La home page del sito dei Radiohead è così: uno sfondo bianco con, al centro, in nero, il nome del gruppo in caratteri sbiaditi. Pian piano, se non clicchi da nessuna parte, se la frenesia del tempo a tua disposizione non ti costringe a deviare l’attenzione verso una delle sezioni rappresentate dai piccoli collegamenti ipertestuali in basso, lo sfondo inizia a riempirsi di saette nere, piccole fratture scure che sporcano il bianco, come se fossero lampi cupi in un cielo chiaro: un temporale in negativo.

Se hai ancora un po’ di pazienza, questi ingarbugliati segni iniziano a riempire lo schermo, a coprire il nome del gruppo, ad avvilupparsi fino a saturare una fetta sempre più consistente del mondo che hai davanti agli occhi.

Mi piace perché lo vedo come una perfetta metafora del mio universo: radici scure che soffocano l’unica certezza, rappresentata dal logo della band, la inghiottono fino a cancellarla e trasformare quella che era la pagina di apertura di un sito dedicato a un gruppo rock in una grande macchia nera. Il buio che soffoca la poesia delle loro parole, delle loro note, di quello che cercavi quando avevi cliccato www.radiohead.com nella barra degli indirizzi per poi perderti – dimentico di quanto eri andato a controllare – in quell’ingarbugliato mondo cupo.

I used to think

there is no future left at all

E poi?

Voglio dire, prima o poi tutto questo finirà, la pagina diventerà completamente nera e non ci sarà altro da fare.

Davvero vuoi perdere tutto questo tempo prezioso a seguire la curiosità di capire cosa ci sarà dopo?
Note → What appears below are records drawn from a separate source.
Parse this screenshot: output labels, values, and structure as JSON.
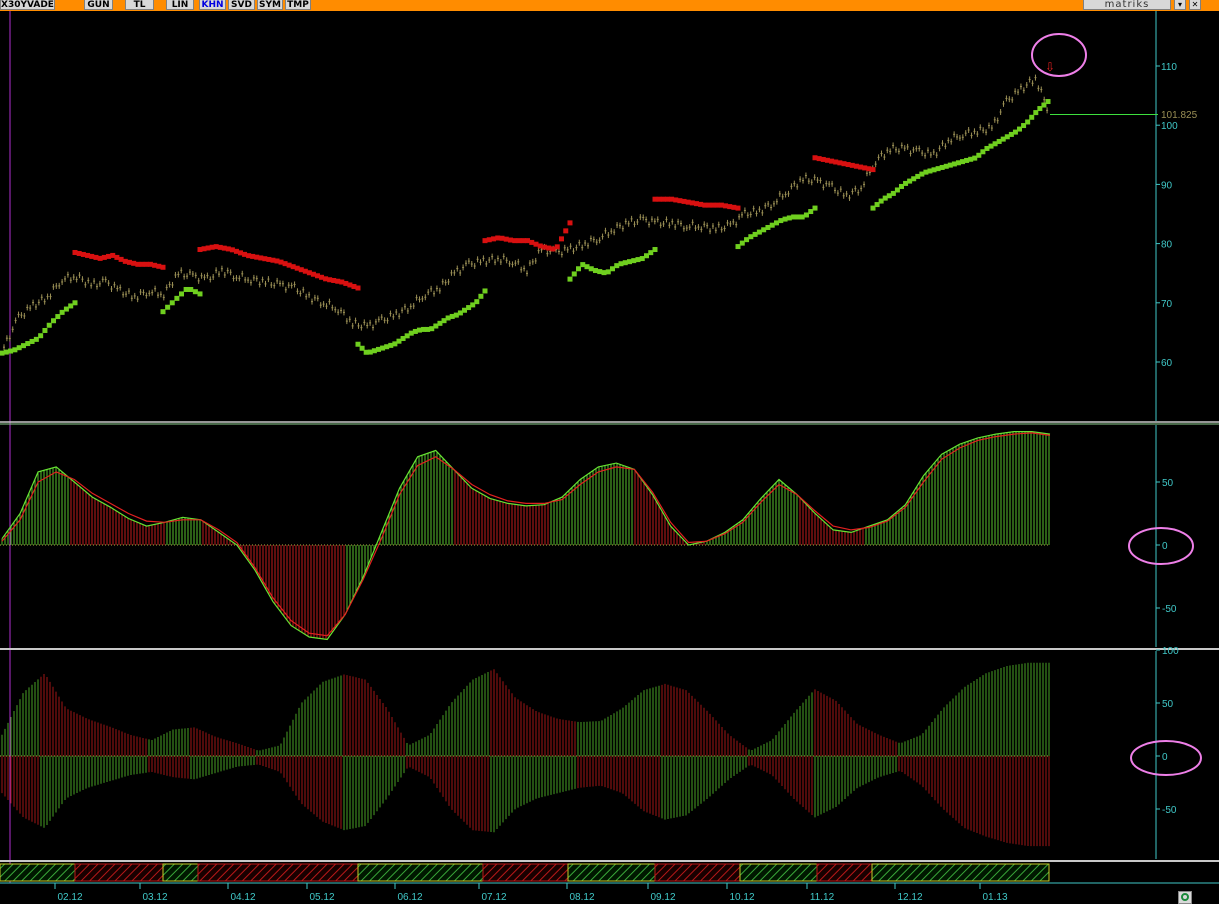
{
  "toolbar": {
    "symbol": "X30YVADE",
    "buttons": [
      {
        "label": "GUN",
        "active": false
      },
      {
        "label": "TL",
        "active": false
      },
      {
        "label": "LIN",
        "active": false
      },
      {
        "label": "KHN",
        "active": true
      },
      {
        "label": "SVD",
        "active": false
      },
      {
        "label": "SYM",
        "active": false
      },
      {
        "label": "TMP",
        "active": false
      }
    ],
    "brand": "matriks",
    "controls": [
      "scroll-down-icon",
      "close-icon"
    ]
  },
  "colors": {
    "toolbar_bg": "#ff8c00",
    "price": "#9a8f55",
    "trail_up": "#6fcf1f",
    "trail_down": "#d81010",
    "osc_up": "#66e233",
    "osc_down": "#e22020",
    "axis": "#40c8c8",
    "highlight_circle": "#ee7fe8"
  },
  "chart_data": [
    {
      "type": "line",
      "title": "",
      "last_price_label": "101.825",
      "ylim": [
        50,
        115
      ],
      "yticks": [
        50,
        60,
        70,
        80,
        90,
        100,
        110
      ],
      "xticks": [
        "02.12",
        "03.12",
        "04.12",
        "05.12",
        "06.12",
        "07.12",
        "08.12",
        "09.12",
        "10.12",
        "11.12",
        "12.12",
        "01.13"
      ],
      "series": [
        {
          "values": [
            62.5,
            67.5,
            69.5,
            71.0,
            74.0,
            74.5,
            73.0,
            73.5,
            72.0,
            71.0,
            72.0,
            71.5,
            75.0,
            74.5,
            74.0,
            75.5,
            74.5,
            74.0,
            73.5,
            73.0,
            72.5,
            71.0,
            70.0,
            69.0,
            66.5,
            66.0,
            67.0,
            68.0,
            69.5,
            71.5,
            72.5,
            75.0,
            76.5,
            77.0,
            77.5,
            77.0,
            75.5,
            79.0,
            78.5,
            79.0,
            80.0,
            81.0,
            82.5,
            83.5,
            84.0,
            83.5,
            83.5,
            83.0,
            83.0,
            82.5,
            83.0,
            85.0,
            85.5,
            87.0,
            89.0,
            91.0,
            90.5,
            89.5,
            88.0,
            89.5,
            94.0,
            96.0,
            96.0,
            95.5,
            95.0,
            97.5,
            98.5,
            99.0,
            99.5,
            104.0,
            106.0,
            108.0,
            101.8
          ]
        }
      ],
      "trail_up_segments": [
        [
          61.5,
          62.0,
          63.0,
          64.0,
          66.5,
          68.5,
          70.0
        ],
        [
          68.5,
          70.5,
          72.5,
          71.5
        ],
        [
          63.0,
          61.5,
          62.0,
          62.5,
          63.0,
          64.0,
          65.0,
          65.5,
          65.5,
          66.5,
          67.5,
          68.0,
          69.0,
          70.0,
          72.0
        ],
        [
          74.0,
          76.5,
          75.5,
          75.0,
          76.5,
          77.0,
          77.5,
          79.0
        ],
        [
          79.5,
          81.0,
          82.0,
          83.0,
          84.0,
          84.5,
          84.5,
          86.0
        ],
        [
          86.0,
          87.5,
          88.5,
          90.0,
          91.0,
          92.0,
          92.5,
          93.0,
          93.5,
          94.0,
          94.5,
          96.0,
          97.0,
          98.0,
          99.0,
          100.5,
          102.5,
          104.0
        ]
      ],
      "trail_down_segments": [
        [
          78.5,
          78.0,
          77.5,
          78.0,
          77.0,
          76.5,
          76.5,
          76.0
        ],
        [
          79.0,
          79.5,
          79.0,
          78.0,
          77.5,
          77.0,
          76.0,
          75.0,
          74.0,
          73.5,
          72.5
        ],
        [
          80.5,
          81.0,
          80.5,
          80.5,
          79.5,
          79.0,
          83.5
        ],
        [
          87.5,
          87.5,
          87.0,
          86.5,
          86.5,
          86.0
        ],
        [
          94.5,
          94.0,
          93.5,
          93.0,
          92.5
        ]
      ],
      "annotations": [
        "sell-arrow-icon",
        "highlight-circle"
      ]
    },
    {
      "type": "line",
      "title": "",
      "ylim": [
        -80,
        95
      ],
      "yticks": [
        -50,
        0,
        50
      ],
      "series": [
        {
          "values": [
            5,
            25,
            58,
            62,
            50,
            38,
            30,
            21,
            15,
            18,
            22,
            20,
            10,
            0,
            -20,
            -45,
            -64,
            -73,
            -75,
            -55,
            -25,
            10,
            45,
            70,
            75,
            60,
            45,
            37,
            33,
            31,
            32,
            38,
            52,
            62,
            65,
            60,
            40,
            15,
            0,
            3,
            10,
            20,
            37,
            52,
            40,
            25,
            12,
            10,
            15,
            20,
            32,
            55,
            72,
            80,
            85,
            88,
            90,
            90,
            88
          ]
        },
        {
          "values": [
            3,
            20,
            50,
            58,
            52,
            41,
            33,
            25,
            19,
            18,
            20,
            20,
            12,
            2,
            -18,
            -42,
            -60,
            -70,
            -72,
            -55,
            -27,
            5,
            40,
            63,
            70,
            60,
            48,
            40,
            35,
            33,
            33,
            36,
            48,
            58,
            62,
            60,
            42,
            18,
            2,
            3,
            9,
            18,
            34,
            48,
            40,
            27,
            15,
            12,
            14,
            19,
            30,
            50,
            68,
            77,
            83,
            86,
            88,
            89,
            87
          ]
        }
      ],
      "annotations": [
        "highlight-circle"
      ]
    },
    {
      "type": "bar",
      "title": "",
      "ylim": [
        -90,
        100
      ],
      "yticks": [
        -50,
        0,
        50,
        100
      ],
      "upper_values": [
        20,
        60,
        78,
        45,
        35,
        28,
        20,
        15,
        25,
        27,
        18,
        12,
        5,
        10,
        50,
        70,
        77,
        72,
        45,
        10,
        20,
        50,
        72,
        82,
        55,
        42,
        35,
        32,
        33,
        45,
        62,
        68,
        62,
        42,
        20,
        5,
        15,
        40,
        63,
        52,
        30,
        20,
        12,
        20,
        45,
        65,
        78,
        85,
        88,
        88
      ],
      "lower_values": [
        -35,
        -58,
        -68,
        -40,
        -30,
        -24,
        -18,
        -15,
        -20,
        -22,
        -16,
        -10,
        -8,
        -15,
        -45,
        -62,
        -70,
        -66,
        -40,
        -10,
        -20,
        -50,
        -70,
        -72,
        -50,
        -40,
        -35,
        -30,
        -28,
        -35,
        -52,
        -60,
        -56,
        -40,
        -22,
        -8,
        -18,
        -40,
        -58,
        -48,
        -30,
        -20,
        -14,
        -28,
        -50,
        -68,
        -76,
        -82,
        -85,
        -85
      ]
    }
  ],
  "signal_bar": {
    "segments": [
      {
        "state": "up",
        "span": 75
      },
      {
        "state": "down",
        "span": 88
      },
      {
        "state": "up",
        "span": 35
      },
      {
        "state": "down",
        "span": 160
      },
      {
        "state": "up",
        "span": 125
      },
      {
        "state": "down",
        "span": 85
      },
      {
        "state": "up",
        "span": 87
      },
      {
        "state": "down",
        "span": 85
      },
      {
        "state": "up",
        "span": 77
      },
      {
        "state": "down",
        "span": 55
      },
      {
        "state": "up",
        "span": 177
      }
    ]
  }
}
Magari non ci hanno pensato neanche loro, magari chi ha sviluppato il sito non avrebbe mai ipotizzato che, in tempi così frenetici che persino leggere un post di cinquanta righe su un blog sembra ai più una fatica insormontabile, ci fosse un pazzo che volesse davvero arrivare a vedere come va a finire.

Ma tu resisti.

Ed eccola, la sorpresa: quando la trasformazione è ormai completa, ecco che sullo sfondo divenuto nero compare di nuovo il nome del gruppo, questa volta scritto in bianco.

E’ un nuovo inizio.

Le saette, ora, sono diventate chiare, e ricominciano a occupare spazio. Ci sono sempre, ma non sono più tetre: sono chiare come un lampo, forse altrettanto potenti, e se è vero che i lampi spaventano e portano pioggia non si può negare, però, che siano energia, che facciano luce nelle tenebre.

E allora cominci a pensare che potresti esserti sbagliato.

I might be wrong

 Open up, let me in

let’s go down the waterfall

A quel punto sposti il mouse fino a far arrivare la freccetta nell’angolo in alto a destra, poi clicchi sulla X rossa.

Tanto lo sai come andrà a finire. Sai cosa succederà quando lo sfondo sarà diventato di nuovo tutto bianco.

Ma ti illudi, per una volta tanto, che avendo chiuso quella pagina tutto questo possa non accadere.